考え続けたところで、まともな結論が出るとも思えないので、あってもおかしくないと見なすことにした。
  【本朝世俗部】巻二十四本朝 付世俗(芸能譚 術譚)
  [巻二十四#_2]高陽親王造人形立田中語

話そのものは、わかりやすい。

高陽親王/賀陽親王[794-871年 桓武天皇第十皇子]は優れた工芸家だった。

親王がお建てになった、京極寺は@三条[774年開成法皇子開基 782年2代高陽親王]、寺前の川原にある寺領田圃に賀茂川の水を引き入れていたが、国中が旱魃となり、この地も渇水で苗が枯れる寸前となった。
親王は、四尺ほどの童子像を造り、田圃の中にお立てに。

左右の手で器を捧げ持っていて、器に水を入れると、その容器から自分の顔に水を流し掛ける仕掛けが施されている、からくり人形だった。
人々はこれを知ると、水を汲んで来て、器に注いで、その動きを見て大いに面白がり、大騒ぎ。
すぐに、その話が京洛中に広まり、大勢の見物人が集まり、代わる代わるに水を注いで皆で楽しむように。
そんなことで、水が田圃に溜まるようになり、一面潤いが戻ってくるように。
すると、親王はすかさず、人形を隠してしまい、再び日照りが続いて田圃が涸れそうになると、人形を出して田圃の中に立てて、人を集めるという手を使った。
そのお蔭で、京極寺前の田圃は水が涸れずに済んだという。

高陽親王を工芸家と呼ぶところを見ると、人形の造作担当は渡来人ではなさそう。そうなると、本朝できそうな人は、人形を操る芸人 傀儡師/久々豆しかいないので、先ず間違いなくこの人達を使っていたことになろう。

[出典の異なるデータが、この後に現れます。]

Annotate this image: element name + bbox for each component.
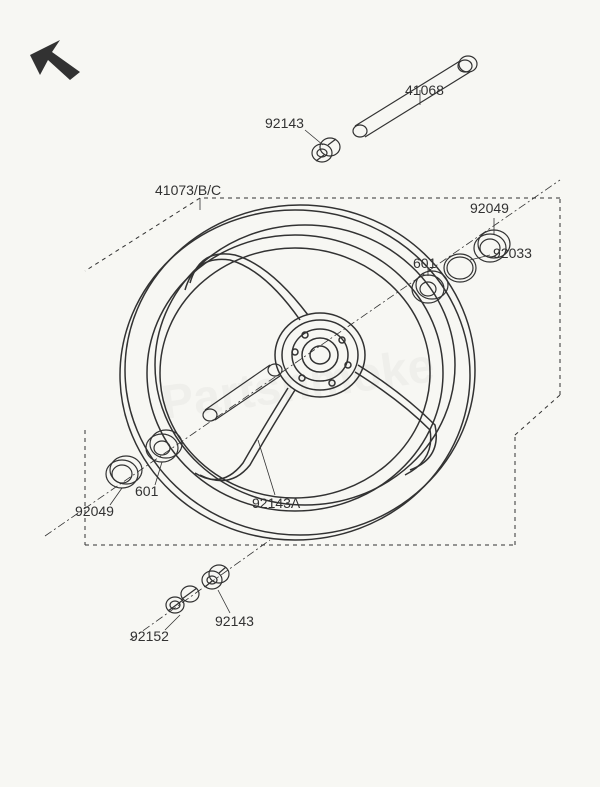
label-41073: 41073/B/C [155,182,221,198]
label-92049-left: 92049 [75,503,114,519]
label-92143-top: 92143 [265,115,304,131]
label-92049-right: 92049 [470,200,509,216]
top-axle [312,56,477,162]
label-41068: 41068 [405,82,444,98]
direction-arrow [30,40,80,80]
label-601-right: 601 [413,255,436,271]
label-92143-bottom: 92143 [215,613,254,629]
label-92143A: 92143A [252,495,300,511]
label-601-left: 601 [135,483,158,499]
diagram-container: Partsnmoke [0,0,600,787]
bottom-components [166,565,229,613]
label-92033: 92033 [493,245,532,261]
label-92152: 92152 [130,628,169,644]
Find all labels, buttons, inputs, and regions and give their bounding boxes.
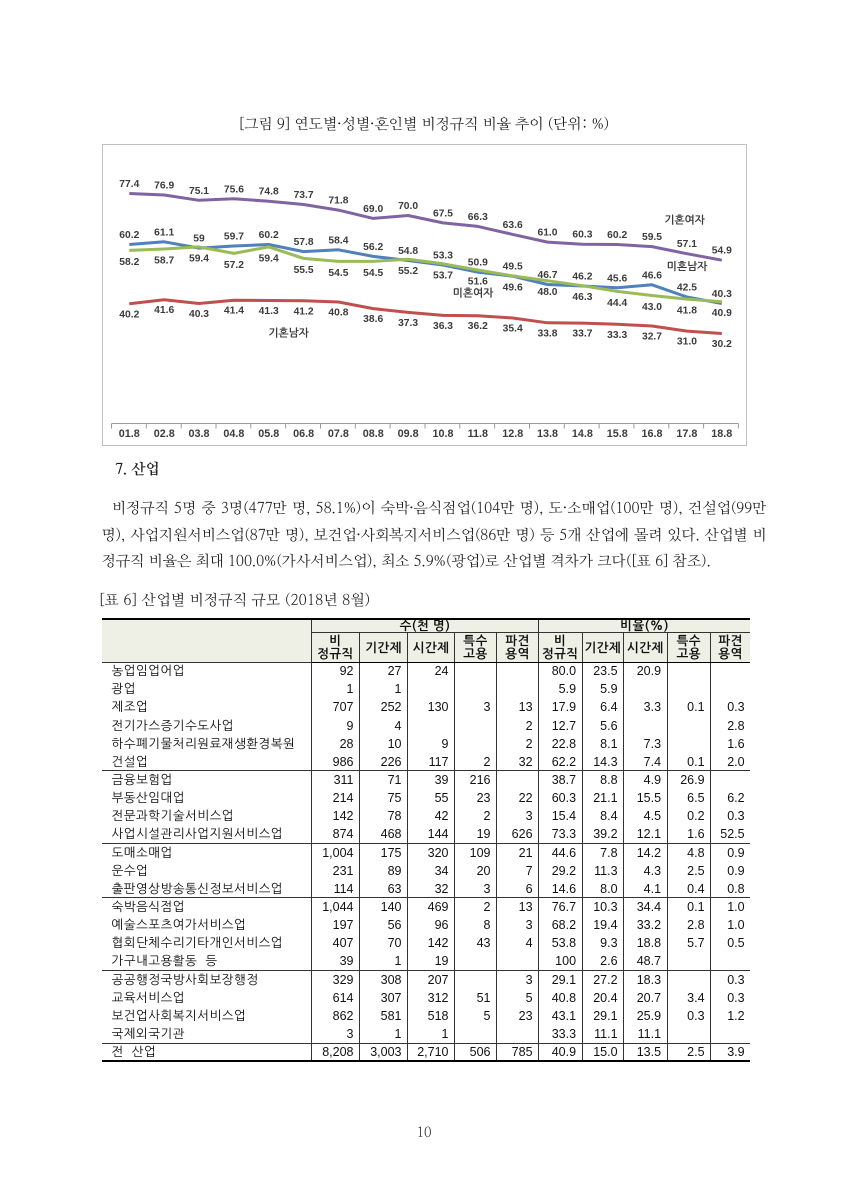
svg-text:75.1: 75.1 bbox=[188, 186, 208, 197]
svg-text:69.0: 69.0 bbox=[363, 204, 383, 215]
svg-text:57.2: 57.2 bbox=[223, 260, 243, 271]
svg-text:46.6: 46.6 bbox=[641, 270, 661, 281]
svg-text:59: 59 bbox=[193, 234, 205, 245]
svg-text:04.8: 04.8 bbox=[223, 428, 244, 440]
svg-text:11.8: 11.8 bbox=[467, 428, 487, 440]
svg-text:10.8: 10.8 bbox=[432, 428, 453, 440]
svg-text:41.6: 41.6 bbox=[154, 305, 174, 316]
svg-text:60.3: 60.3 bbox=[572, 230, 592, 241]
svg-text:17.8: 17.8 bbox=[676, 428, 697, 440]
svg-text:60.2: 60.2 bbox=[258, 230, 278, 241]
svg-text:32.7: 32.7 bbox=[641, 332, 661, 343]
svg-text:08.8: 08.8 bbox=[362, 428, 383, 440]
svg-text:75.6: 75.6 bbox=[223, 184, 243, 195]
svg-text:40.9: 40.9 bbox=[711, 308, 731, 319]
svg-text:41.8: 41.8 bbox=[676, 306, 696, 317]
svg-text:40.8: 40.8 bbox=[328, 308, 348, 319]
svg-text:73.7: 73.7 bbox=[293, 190, 313, 201]
svg-text:48.0: 48.0 bbox=[537, 287, 557, 298]
svg-text:40.3: 40.3 bbox=[711, 289, 731, 300]
svg-text:58.4: 58.4 bbox=[328, 235, 348, 246]
svg-text:57.8: 57.8 bbox=[293, 237, 313, 248]
svg-text:46.3: 46.3 bbox=[572, 292, 592, 303]
svg-text:05.8: 05.8 bbox=[258, 428, 279, 440]
svg-text:49.5: 49.5 bbox=[502, 262, 522, 273]
svg-text:54.9: 54.9 bbox=[711, 246, 731, 257]
svg-text:미혼여자: 미혼여자 bbox=[452, 287, 493, 299]
svg-text:14.8: 14.8 bbox=[571, 428, 592, 440]
svg-text:31.0: 31.0 bbox=[676, 337, 696, 348]
svg-text:41.4: 41.4 bbox=[223, 306, 243, 317]
svg-text:71.8: 71.8 bbox=[328, 196, 348, 207]
svg-text:41.3: 41.3 bbox=[258, 306, 278, 317]
svg-text:56.2: 56.2 bbox=[363, 242, 383, 253]
svg-text:59.4: 59.4 bbox=[258, 253, 278, 264]
svg-text:61.1: 61.1 bbox=[154, 227, 174, 238]
svg-text:59.7: 59.7 bbox=[223, 232, 243, 243]
svg-text:미혼남자: 미혼남자 bbox=[666, 260, 707, 272]
svg-text:33.8: 33.8 bbox=[537, 328, 557, 339]
svg-text:02.8: 02.8 bbox=[153, 428, 174, 440]
svg-text:12.8: 12.8 bbox=[502, 428, 523, 440]
svg-text:59.5: 59.5 bbox=[641, 232, 661, 243]
svg-text:38.6: 38.6 bbox=[363, 314, 383, 325]
svg-text:54.8: 54.8 bbox=[398, 246, 418, 257]
svg-text:61.0: 61.0 bbox=[537, 228, 557, 239]
svg-text:03.8: 03.8 bbox=[188, 428, 209, 440]
svg-text:기혼여자: 기혼여자 bbox=[664, 214, 705, 226]
svg-text:33.7: 33.7 bbox=[572, 329, 592, 340]
svg-text:15.8: 15.8 bbox=[606, 428, 627, 440]
svg-text:55.2: 55.2 bbox=[398, 266, 418, 277]
svg-text:45.6: 45.6 bbox=[607, 273, 627, 284]
svg-text:42.5: 42.5 bbox=[676, 283, 696, 294]
svg-text:16.8: 16.8 bbox=[641, 428, 662, 440]
svg-text:50.9: 50.9 bbox=[467, 258, 487, 269]
svg-text:58.2: 58.2 bbox=[119, 257, 139, 268]
svg-text:58.7: 58.7 bbox=[154, 256, 174, 267]
svg-text:30.2: 30.2 bbox=[711, 339, 731, 350]
svg-text:53.3: 53.3 bbox=[432, 251, 452, 262]
svg-text:60.2: 60.2 bbox=[119, 230, 139, 241]
svg-text:66.3: 66.3 bbox=[467, 212, 487, 223]
svg-text:35.4: 35.4 bbox=[502, 324, 522, 335]
svg-text:36.2: 36.2 bbox=[467, 321, 487, 332]
svg-text:74.8: 74.8 bbox=[258, 187, 278, 198]
svg-text:37.3: 37.3 bbox=[398, 318, 418, 329]
svg-text:18.8: 18.8 bbox=[711, 428, 732, 440]
svg-text:51.6: 51.6 bbox=[467, 277, 487, 288]
svg-text:46.7: 46.7 bbox=[537, 270, 557, 281]
svg-text:44.4: 44.4 bbox=[607, 298, 627, 309]
svg-text:01.8: 01.8 bbox=[118, 428, 139, 440]
svg-text:54.5: 54.5 bbox=[363, 268, 383, 279]
svg-text:13.8: 13.8 bbox=[536, 428, 557, 440]
svg-text:70.0: 70.0 bbox=[398, 201, 418, 212]
svg-text:09.8: 09.8 bbox=[397, 428, 418, 440]
svg-text:기혼남자: 기혼남자 bbox=[268, 327, 309, 339]
svg-text:77.4: 77.4 bbox=[119, 179, 139, 190]
svg-text:46.2: 46.2 bbox=[572, 272, 592, 283]
svg-text:55.5: 55.5 bbox=[293, 265, 313, 276]
svg-text:43.0: 43.0 bbox=[641, 302, 661, 313]
svg-text:49.6: 49.6 bbox=[502, 282, 522, 293]
svg-text:40.2: 40.2 bbox=[119, 309, 139, 320]
svg-text:63.6: 63.6 bbox=[502, 220, 522, 231]
svg-text:59.4: 59.4 bbox=[188, 253, 208, 264]
svg-text:33.3: 33.3 bbox=[607, 330, 627, 341]
svg-text:06.8: 06.8 bbox=[293, 428, 314, 440]
svg-text:57.1: 57.1 bbox=[676, 239, 696, 250]
svg-text:67.5: 67.5 bbox=[432, 208, 452, 219]
svg-text:41.2: 41.2 bbox=[293, 306, 313, 317]
svg-text:53.7: 53.7 bbox=[432, 270, 452, 281]
svg-text:60.2: 60.2 bbox=[607, 230, 627, 241]
svg-text:40.3: 40.3 bbox=[188, 309, 208, 320]
svg-text:07.8: 07.8 bbox=[327, 428, 348, 440]
svg-text:54.5: 54.5 bbox=[328, 268, 348, 279]
svg-text:76.9: 76.9 bbox=[154, 181, 174, 192]
svg-text:36.3: 36.3 bbox=[432, 321, 452, 332]
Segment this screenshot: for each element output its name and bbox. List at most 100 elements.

傀儡の記録が増えるのは浄瑠璃が生まれた頃からだが、出自はわからぬものの、この人達の歴史は古そう。「枕草子」もそれとなく触れている位だから。
この当時は、各地の恵比寿/戎社を渡り歩いていた流浪の民だったと思われる。ただ、テント生活者ともされており、狩猟者との記述もある位で、その生活実態ははっきりしていない。
京では京極寺内に長期滞在し、芸能で食べていたと見るのが妥当なところか。
非定住者だけに、律令体制から外れた存在で、国家観など全く持ち合わせない遊び放題の歌舞伎者だろうが、高貴な層から招かれて褒美も頂戴しているから、事実上放任状態だったようだ。 [大江匡房:「傀儡子」]
高陽親王は、格別お気に入りということだろう。

彼らにとっては、絡繰り人形造りは、観客をビックリさせて話題にさせる、重要な集客手段だからその工芸技術は高かったのは間違いない。
親王は震旦渡来の各種工芸品のなかにある仕掛けモノに興味があったので、動く人形を作らせたということだと思う。

普通は、それを屋敷で来客に見せて悦に入るものだが、一般大衆へ公開するという革新的な発想を持っていたところを見ると、長安の大都会の状況をよく知る文化人だったと見てよかろう。